SSL Certificate Errors for API requests
Incident Report for Chargebee
Postmortem

RCA On SSL Certificate Errors for API requests
Date of Incident: 13-Feb-2024

Incident Summary:

During the routine renewal of our SSL certificate, our team expected DigiCert to provide a new certificate signed by their existing root certificate ("DigiCert Global Root CA"). However, we missed checking the new Root certificate provided by DigiCert ("DigiCert Global G2 Root Certificate") in response to Mozilla's decision to begin distrusting older root certificates. This change was not anticipated by our team, and as a result, we overlooked the potential impact on our merchant who might not have the new root CA in their local certificate authority lists. This oversight led to SSL connection failures, affecting API calls for those clients.

Technical Root Cause Of The Incident:

The root cause of the downtime was the transition to a new root certificate without ensuring its presence in the client's local certificate authority list, leading to SSL connection issues for some clients.

What Was The Business Impact?

The incident affected merchants who might not have the new root CA in their local certificate authority lists, preventing them from establishing SSL connections.

Remediation And Follow-up Steps:

We reverted to the old certificate and are in the process of obtaining a new certificate signed with ("DigiCert Global Root CA"). We will continue to support the old Root CA  ("DigiCert Global Root CA") until our merchants are notified about the change in the Root CA.

Learnings:

  • Certificate changes, particularly those involving root CA transitions, should be thoroughly planned and tested, including client-side dependencies.
  • Monitoring should be enhanced to include alerts for SSL handshake exceptions in the Application Load Balancers.

Next Steps: Finalize and notify all merchants regarding the root certificate change before 2025 and their support to add the latest root certificates to their clients certificate authority list.

Conclusion:

This incident emphasized the importance of careful planning and testing when updating SSL certificates, especially regarding root certificate transitions.
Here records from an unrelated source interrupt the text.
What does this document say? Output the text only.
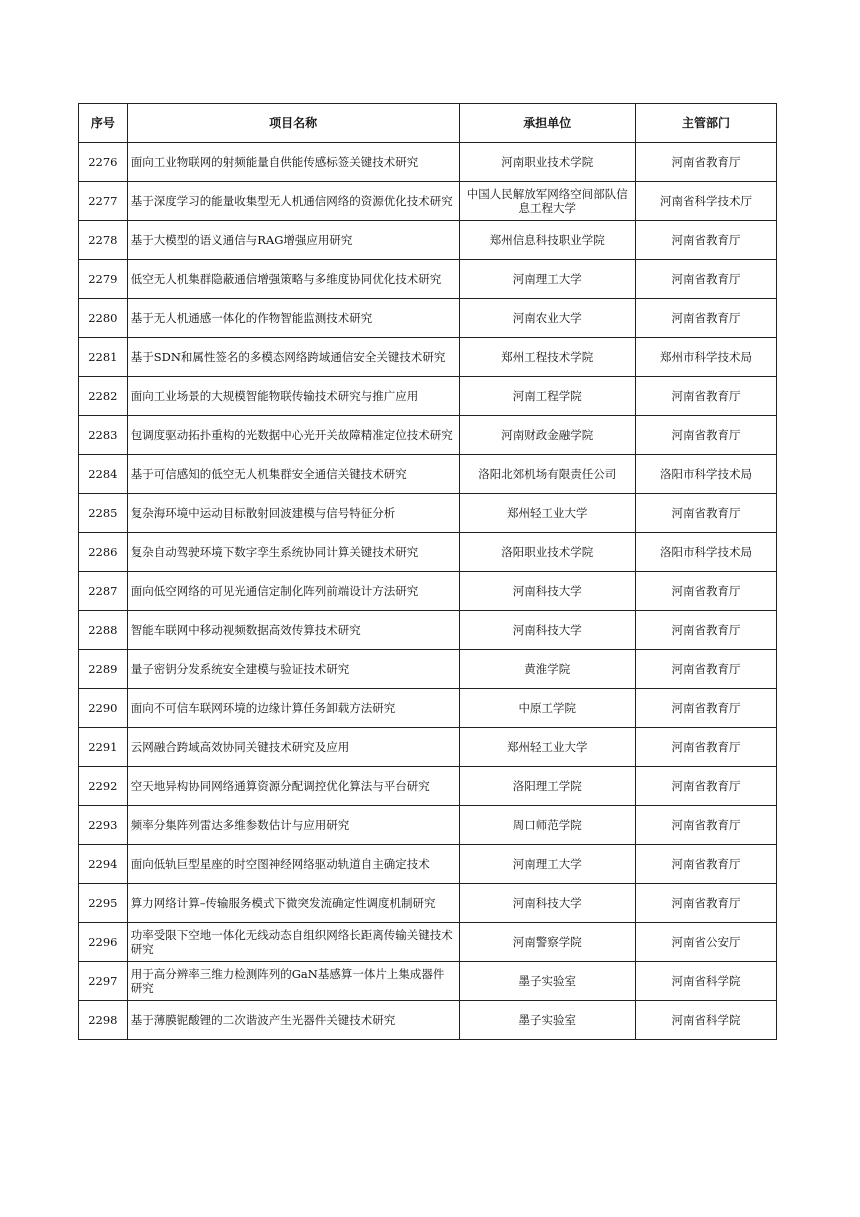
序号	项目名称	承担单位	主管部门
2276	面向工业物联网的射频能量自供能传感标签关键技术研究	河南职业技术学院	河南省教育厅
2277	基于深度学习的能量收集型无人机通信网络的资源优化技术研究	中国人民解放军网络空间部队信息工程大学	河南省科学技术厅
2278	基于大模型的语义通信与RAG增强应用研究	郑州信息科技职业学院	河南省教育厅
2279	低空无人机集群隐蔽通信增强策略与多维度协同优化技术研究	河南理工大学	河南省教育厅
2280	基于无人机通感一体化的作物智能监测技术研究	河南农业大学	河南省教育厅
2281	基于SDN和属性签名的多模态网络跨域通信安全关键技术研究	郑州工程技术学院	郑州市科学技术局
2282	面向工业场景的大规模智能物联传输技术研究与推广应用	河南工程学院	河南省教育厅
2283	包调度驱动拓扑重构的光数据中心光开关故障精准定位技术研究	河南财政金融学院	河南省教育厅
2284	基于可信感知的低空无人机集群安全通信关键技术研究	洛阳北郊机场有限责任公司	洛阳市科学技术局
2285	复杂海环境中运动目标散射回波建模与信号特征分析	郑州轻工业大学	河南省教育厅
2286	复杂自动驾驶环境下数字孪生系统协同计算关键技术研究	洛阳职业技术学院	洛阳市科学技术局
2287	面向低空网络的可见光通信定制化阵列前端设计方法研究	河南科技大学	河南省教育厅
2288	智能车联网中移动视频数据高效传算技术研究	河南科技大学	河南省教育厅
2289	量子密钥分发系统安全建模与验证技术研究	黄淮学院	河南省教育厅
2290	面向不可信车联网环境的边缘计算任务卸载方法研究	中原工学院	河南省教育厅
2291	云网融合跨域高效协同关键技术研究及应用	郑州轻工业大学	河南省教育厅
2292	空天地异构协同网络通算资源分配调控优化算法与平台研究	洛阳理工学院	河南省教育厅
2293	频率分集阵列雷达多维参数估计与应用研究	周口师范学院	河南省教育厅
2294	面向低轨巨型星座的时空图神经网络驱动轨道自主确定技术	河南理工大学	河南省教育厅
2295	算力网络计算–传输服务模式下微突发流确定性调度机制研究	河南科技大学	河南省教育厅
2296	功率受限下空地一体化无线动态自组织网络长距离传输关键技术研究	河南警察学院	河南省公安厅
2297	用于高分辨率三维力检测阵列的GaN基感算一体片上集成器件研究	墨子实验室	河南省科学院
2298	基于薄膜铌酸锂的二次谐波产生光器件关键技术研究	墨子实验室	河南省科学院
Moving forward, we are committed to finalizing the transition smoothly, ensuring all merchants are informed and supported in updating their certificate authority lists. This experience has prompted us to enhance our monitoring systems and processes to prevent similar disruptions, reinforcing the reliability and security of our services. We sincerely apologize for any disruption this may have caused you and appreciate your patience during our investigation.

Posted Feb 21, 2024 - 09:17 UTC

Resolved
We have noticed these errors between 06:17 UTC and 07:05 UTC. Following thorough monitoring, we can confirm that all systems have stabilized and are operating normally. This incident is now resolved, and we do not anticipate any further impact on our business. We apologize for any inconvenience or disruption caused.
Posted Feb 13, 2024 - 07:27 UTC
Monitoring
We traced the failures back to a recent infrastructure change.

During an SSL certificate update, compatibility issues emerged with the provided intermediate certificate, resulting in SSL negotiation errors for a portion of clients. It is important to note that browsers/UI requests were not affected, as they support those Certificate Authorities (CAs).

We have reverted the changes and are working closely with our certificate provider to procure a universally compatible intermediate and root certificate. We apologize for any inconvenience caused.
Posted Feb 13, 2024 - 07:20 UTC
Update
We are continuing to work on a fix for this issue.
Posted Feb 13, 2024 - 07:19 UTC
Identified
Chargebee is investigating an issue that could potentially affect some merchants who may notice SSL Certificate Errors for API requests. We will provide further details as more information becomes available.
Posted Feb 13, 2024 - 06:45 UTC
This incident affected: API Endpoints (API (US), API (EU), API (AU)).